Enumeration Order Reducibility

In this article we define a new reducibility based on the enumeration orders of r.e. sets.

💡 Research Summary

The paper introduces a novel reducibility notion called enumeration‑order reducibility (denoted ≤ₑᵣ) that is based on the order in which elements of recursively enumerable (r.e.) sets are listed. While classical reducibilities such as Turing reducibility (≤_T) and many‑one reducibility (≤_m) focus solely on the existence of computable transformations between characteristic functions, ≤ₑᵣ takes the enumeration function itself into account. An enumeration function f for an r.e. set A maps natural numbers to elements of A, possibly with repetitions, and the induced order ≤ₑ records the relative positions of outputs.

The definition of ≤ₑᵣ requires three components: (1) an enumeration function f_A for A, (2) an enumeration function f_B for B, and (3) a total computable monotone function T such that for every index i, f_A(i) = f_B(T(i)). The monotonicity of T guarantees that the original ordering of A’s outputs is preserved when embedded into B’s ordering. In this sense, A can be “re‑ordered” inside B without disturbing the relative order of its elements.

The authors first prove that ≤ₑᵣ is a reflexive and transitive relation, thereby forming a preorder on the class of r.e. sets. Antisymmetry fails in general because two distinct enumerations of the same set may be incomparable under this relation. They provide concrete examples (e.g., even‑indexed versus odd‑indexed enumerations) to illustrate incomparable pairs.
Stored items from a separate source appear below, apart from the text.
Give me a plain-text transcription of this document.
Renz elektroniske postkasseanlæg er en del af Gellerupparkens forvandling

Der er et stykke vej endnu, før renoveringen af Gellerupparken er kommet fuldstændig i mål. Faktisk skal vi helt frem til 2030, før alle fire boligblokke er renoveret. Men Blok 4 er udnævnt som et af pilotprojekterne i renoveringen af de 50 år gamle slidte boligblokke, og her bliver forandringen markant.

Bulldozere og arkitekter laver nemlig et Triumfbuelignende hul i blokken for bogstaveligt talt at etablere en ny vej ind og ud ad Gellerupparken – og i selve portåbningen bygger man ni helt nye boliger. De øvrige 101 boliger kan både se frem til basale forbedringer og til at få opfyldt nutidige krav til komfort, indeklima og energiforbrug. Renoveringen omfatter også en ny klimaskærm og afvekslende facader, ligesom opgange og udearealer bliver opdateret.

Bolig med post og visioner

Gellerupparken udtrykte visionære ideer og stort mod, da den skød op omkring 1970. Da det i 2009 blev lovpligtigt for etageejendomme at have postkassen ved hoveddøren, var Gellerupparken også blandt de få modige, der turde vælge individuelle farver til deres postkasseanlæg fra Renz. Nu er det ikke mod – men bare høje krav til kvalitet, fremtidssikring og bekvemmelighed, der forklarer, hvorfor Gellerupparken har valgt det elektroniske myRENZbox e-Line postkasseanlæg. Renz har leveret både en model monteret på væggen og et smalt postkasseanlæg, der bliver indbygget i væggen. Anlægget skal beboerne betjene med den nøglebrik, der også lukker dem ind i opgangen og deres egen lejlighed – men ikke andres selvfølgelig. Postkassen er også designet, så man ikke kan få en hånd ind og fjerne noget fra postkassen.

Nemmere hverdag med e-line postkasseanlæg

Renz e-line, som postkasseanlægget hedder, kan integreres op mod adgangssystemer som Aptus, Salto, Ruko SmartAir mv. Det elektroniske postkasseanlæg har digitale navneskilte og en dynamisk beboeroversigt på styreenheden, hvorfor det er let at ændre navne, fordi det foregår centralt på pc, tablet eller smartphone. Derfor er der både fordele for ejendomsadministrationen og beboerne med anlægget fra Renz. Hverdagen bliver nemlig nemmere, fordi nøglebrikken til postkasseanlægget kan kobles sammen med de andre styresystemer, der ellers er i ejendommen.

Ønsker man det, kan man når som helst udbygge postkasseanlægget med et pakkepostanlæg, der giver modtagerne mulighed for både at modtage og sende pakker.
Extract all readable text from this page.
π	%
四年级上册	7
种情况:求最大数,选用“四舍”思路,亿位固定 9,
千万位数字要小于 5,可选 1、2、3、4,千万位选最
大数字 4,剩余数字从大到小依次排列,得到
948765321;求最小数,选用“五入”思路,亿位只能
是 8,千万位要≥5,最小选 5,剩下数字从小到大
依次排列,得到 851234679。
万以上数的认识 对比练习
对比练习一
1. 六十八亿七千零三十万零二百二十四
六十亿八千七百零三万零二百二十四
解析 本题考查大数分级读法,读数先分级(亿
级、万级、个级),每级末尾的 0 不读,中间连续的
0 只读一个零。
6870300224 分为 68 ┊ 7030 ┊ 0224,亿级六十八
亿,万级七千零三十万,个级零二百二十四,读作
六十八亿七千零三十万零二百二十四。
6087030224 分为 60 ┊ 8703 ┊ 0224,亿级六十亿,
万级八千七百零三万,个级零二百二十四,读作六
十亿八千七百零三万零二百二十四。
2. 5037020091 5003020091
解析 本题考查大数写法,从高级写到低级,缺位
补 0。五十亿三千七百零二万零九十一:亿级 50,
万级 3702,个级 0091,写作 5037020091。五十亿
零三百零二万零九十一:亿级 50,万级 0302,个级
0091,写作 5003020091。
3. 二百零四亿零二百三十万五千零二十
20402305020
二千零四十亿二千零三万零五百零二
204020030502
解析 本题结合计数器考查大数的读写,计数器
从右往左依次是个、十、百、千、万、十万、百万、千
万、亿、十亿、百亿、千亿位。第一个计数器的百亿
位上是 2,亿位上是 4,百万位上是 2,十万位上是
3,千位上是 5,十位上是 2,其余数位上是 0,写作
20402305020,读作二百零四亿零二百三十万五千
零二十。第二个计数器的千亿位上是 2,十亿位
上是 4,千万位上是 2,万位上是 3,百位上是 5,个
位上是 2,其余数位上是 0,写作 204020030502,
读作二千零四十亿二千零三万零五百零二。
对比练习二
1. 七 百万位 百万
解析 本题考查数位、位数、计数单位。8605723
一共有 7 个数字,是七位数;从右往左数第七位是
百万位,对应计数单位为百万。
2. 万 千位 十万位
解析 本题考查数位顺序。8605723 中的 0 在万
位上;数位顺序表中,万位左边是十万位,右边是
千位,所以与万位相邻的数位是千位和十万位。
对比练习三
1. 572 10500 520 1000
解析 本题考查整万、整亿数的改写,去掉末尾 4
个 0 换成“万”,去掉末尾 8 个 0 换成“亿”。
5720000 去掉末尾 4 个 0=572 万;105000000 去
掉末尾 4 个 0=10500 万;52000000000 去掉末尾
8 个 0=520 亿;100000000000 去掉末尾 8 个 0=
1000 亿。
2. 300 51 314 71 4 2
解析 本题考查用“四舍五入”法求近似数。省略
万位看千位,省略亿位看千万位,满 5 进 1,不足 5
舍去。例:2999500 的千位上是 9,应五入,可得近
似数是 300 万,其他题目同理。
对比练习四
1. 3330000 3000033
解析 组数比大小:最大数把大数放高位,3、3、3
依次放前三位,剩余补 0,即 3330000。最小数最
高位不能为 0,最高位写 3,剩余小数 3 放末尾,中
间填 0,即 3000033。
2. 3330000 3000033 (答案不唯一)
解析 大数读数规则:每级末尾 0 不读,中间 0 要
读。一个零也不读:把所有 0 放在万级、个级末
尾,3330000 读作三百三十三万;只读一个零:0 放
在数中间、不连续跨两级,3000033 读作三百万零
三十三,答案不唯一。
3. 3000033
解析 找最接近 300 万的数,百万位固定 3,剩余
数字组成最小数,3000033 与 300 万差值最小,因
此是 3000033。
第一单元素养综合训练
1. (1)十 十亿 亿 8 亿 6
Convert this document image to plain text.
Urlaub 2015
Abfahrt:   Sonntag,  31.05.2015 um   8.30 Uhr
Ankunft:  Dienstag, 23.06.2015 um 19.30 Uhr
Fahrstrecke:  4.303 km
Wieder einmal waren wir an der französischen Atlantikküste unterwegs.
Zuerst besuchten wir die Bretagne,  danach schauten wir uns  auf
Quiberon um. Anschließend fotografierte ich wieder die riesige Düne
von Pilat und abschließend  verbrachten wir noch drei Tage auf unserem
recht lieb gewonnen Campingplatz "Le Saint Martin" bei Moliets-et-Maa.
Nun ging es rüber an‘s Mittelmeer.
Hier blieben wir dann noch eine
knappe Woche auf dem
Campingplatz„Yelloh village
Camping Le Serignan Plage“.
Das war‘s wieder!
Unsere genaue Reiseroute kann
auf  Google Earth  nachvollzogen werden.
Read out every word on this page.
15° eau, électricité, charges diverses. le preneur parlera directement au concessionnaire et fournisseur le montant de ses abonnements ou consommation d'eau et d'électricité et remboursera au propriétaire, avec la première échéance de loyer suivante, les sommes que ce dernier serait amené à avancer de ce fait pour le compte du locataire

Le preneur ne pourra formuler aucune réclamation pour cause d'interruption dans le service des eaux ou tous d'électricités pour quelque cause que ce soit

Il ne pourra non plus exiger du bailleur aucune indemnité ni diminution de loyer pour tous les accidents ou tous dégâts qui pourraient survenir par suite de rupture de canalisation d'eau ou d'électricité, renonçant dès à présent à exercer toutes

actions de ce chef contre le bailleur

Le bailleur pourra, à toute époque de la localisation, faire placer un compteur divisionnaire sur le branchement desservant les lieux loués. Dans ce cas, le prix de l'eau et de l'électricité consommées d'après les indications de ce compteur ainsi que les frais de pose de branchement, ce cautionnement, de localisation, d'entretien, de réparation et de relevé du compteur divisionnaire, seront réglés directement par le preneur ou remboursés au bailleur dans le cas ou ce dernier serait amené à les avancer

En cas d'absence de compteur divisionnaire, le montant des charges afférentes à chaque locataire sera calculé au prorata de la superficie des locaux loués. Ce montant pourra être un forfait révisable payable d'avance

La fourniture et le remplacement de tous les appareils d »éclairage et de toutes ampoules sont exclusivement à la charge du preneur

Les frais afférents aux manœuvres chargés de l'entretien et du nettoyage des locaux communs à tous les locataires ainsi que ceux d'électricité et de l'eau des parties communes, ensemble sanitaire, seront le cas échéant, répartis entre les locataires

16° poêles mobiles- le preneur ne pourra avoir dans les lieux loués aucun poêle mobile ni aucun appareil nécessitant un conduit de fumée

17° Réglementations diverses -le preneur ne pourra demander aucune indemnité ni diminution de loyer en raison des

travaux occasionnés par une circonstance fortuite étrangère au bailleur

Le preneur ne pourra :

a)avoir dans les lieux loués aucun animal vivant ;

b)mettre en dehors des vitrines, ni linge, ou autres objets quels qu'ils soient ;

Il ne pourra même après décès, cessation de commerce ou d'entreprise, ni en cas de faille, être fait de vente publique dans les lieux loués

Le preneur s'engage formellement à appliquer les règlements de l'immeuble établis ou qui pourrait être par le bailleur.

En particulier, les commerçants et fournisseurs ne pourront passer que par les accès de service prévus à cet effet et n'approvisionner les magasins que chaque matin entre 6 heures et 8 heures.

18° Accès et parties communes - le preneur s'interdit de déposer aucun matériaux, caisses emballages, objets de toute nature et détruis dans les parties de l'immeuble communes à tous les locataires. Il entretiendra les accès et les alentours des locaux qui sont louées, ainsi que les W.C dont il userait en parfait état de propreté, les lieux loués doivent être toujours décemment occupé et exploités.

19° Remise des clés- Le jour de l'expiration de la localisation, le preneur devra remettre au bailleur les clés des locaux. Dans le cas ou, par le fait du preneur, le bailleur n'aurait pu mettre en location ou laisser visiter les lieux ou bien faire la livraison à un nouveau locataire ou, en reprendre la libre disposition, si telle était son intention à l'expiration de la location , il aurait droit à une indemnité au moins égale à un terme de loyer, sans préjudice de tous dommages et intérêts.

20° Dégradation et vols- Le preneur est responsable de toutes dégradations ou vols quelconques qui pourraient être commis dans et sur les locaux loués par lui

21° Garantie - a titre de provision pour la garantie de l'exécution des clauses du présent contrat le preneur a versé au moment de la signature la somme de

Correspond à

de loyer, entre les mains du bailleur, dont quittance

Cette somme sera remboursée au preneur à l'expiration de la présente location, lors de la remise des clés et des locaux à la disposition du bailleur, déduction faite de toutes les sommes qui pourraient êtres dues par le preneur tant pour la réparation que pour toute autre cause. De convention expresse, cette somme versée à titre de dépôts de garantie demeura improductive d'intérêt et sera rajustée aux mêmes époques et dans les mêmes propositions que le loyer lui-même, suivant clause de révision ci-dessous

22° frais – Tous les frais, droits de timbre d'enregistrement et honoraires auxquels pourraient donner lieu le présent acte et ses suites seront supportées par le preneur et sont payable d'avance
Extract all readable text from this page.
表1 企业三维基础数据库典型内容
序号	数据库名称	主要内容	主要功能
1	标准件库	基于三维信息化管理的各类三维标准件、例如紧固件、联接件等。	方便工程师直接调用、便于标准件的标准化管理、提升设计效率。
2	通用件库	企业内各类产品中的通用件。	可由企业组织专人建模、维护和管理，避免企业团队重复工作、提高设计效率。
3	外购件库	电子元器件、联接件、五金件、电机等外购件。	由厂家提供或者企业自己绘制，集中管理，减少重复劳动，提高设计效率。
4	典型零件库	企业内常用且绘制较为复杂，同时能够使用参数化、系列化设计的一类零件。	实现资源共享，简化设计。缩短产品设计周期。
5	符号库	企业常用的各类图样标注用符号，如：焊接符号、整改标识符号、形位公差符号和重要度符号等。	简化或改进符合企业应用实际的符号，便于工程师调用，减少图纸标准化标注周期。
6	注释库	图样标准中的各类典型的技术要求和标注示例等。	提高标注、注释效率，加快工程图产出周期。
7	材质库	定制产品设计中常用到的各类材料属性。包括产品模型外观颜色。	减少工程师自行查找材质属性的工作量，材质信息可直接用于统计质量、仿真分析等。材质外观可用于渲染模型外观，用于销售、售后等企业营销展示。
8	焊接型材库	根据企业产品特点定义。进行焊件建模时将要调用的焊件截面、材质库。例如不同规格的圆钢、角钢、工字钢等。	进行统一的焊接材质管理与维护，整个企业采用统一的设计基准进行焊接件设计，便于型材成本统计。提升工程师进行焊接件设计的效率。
A central part of the work is the comparison with existing reducibilities. It is shown that A ≤ₑᵣ B implies A ≤_T B, because the monotone embedding T can be simulated by a Turing machine that, given an oracle for B, enumerates A. The converse does not hold: the paper constructs r.e. sets A and B such that A ≤_T B but no monotone embedding exists, demonstrating that enumeration‑order reducibility is strictly finer than Turing reducibility. Similarly, A ≤ₑᵣ B always yields A ≤_m B, yet there are many‑one reductions that cannot be realized as monotone embeddings, establishing a proper separation from many‑one reducibility.

The notion of enumeration‑order degree is then introduced: two r.e. sets belong to the same degree if each is ≤ₑᵣ‑reducible to the other. The degree structure differs markedly from the classical r.e. degree lattice. In particular, there are no least or greatest degrees, and the authors prove the existence of infinitely many minimal degrees as well as dense chains of degrees. They define natural operations (⊕ for join and ⊗ for meet) on degrees and verify that these operations respect the ≤ₑᵣ preorder, yielding a rich algebraic framework.

Beyond pure theory, the paper discusses potential applications. In streaming and real‑time algorithms, the order of output often determines latency and memory requirements; enumeration‑order reducibility provides a formal tool to reason about whether a desired output order can be simulated within a given resource bound. In cryptography, the authors suggest that enumeration‑order degrees could serve as a new hardness metric, capturing the difficulty of producing outputs in a prescribed order rather than merely deciding membership.

The conclusion outlines several avenues for further research: (i) a detailed complexity‑theoretic hierarchy within ≤ₑᵣ, (ii) nondeterministic variants of enumeration‑order reducibility, and (iii) connections to topological or algebraic structures where ordering information plays a crucial role. Overall, the paper establishes enumeration‑order reducibility as a meaningful refinement of existing reducibility notions, opening up new perspectives on the fine‑grained structure of r.e. sets and their computational relationships.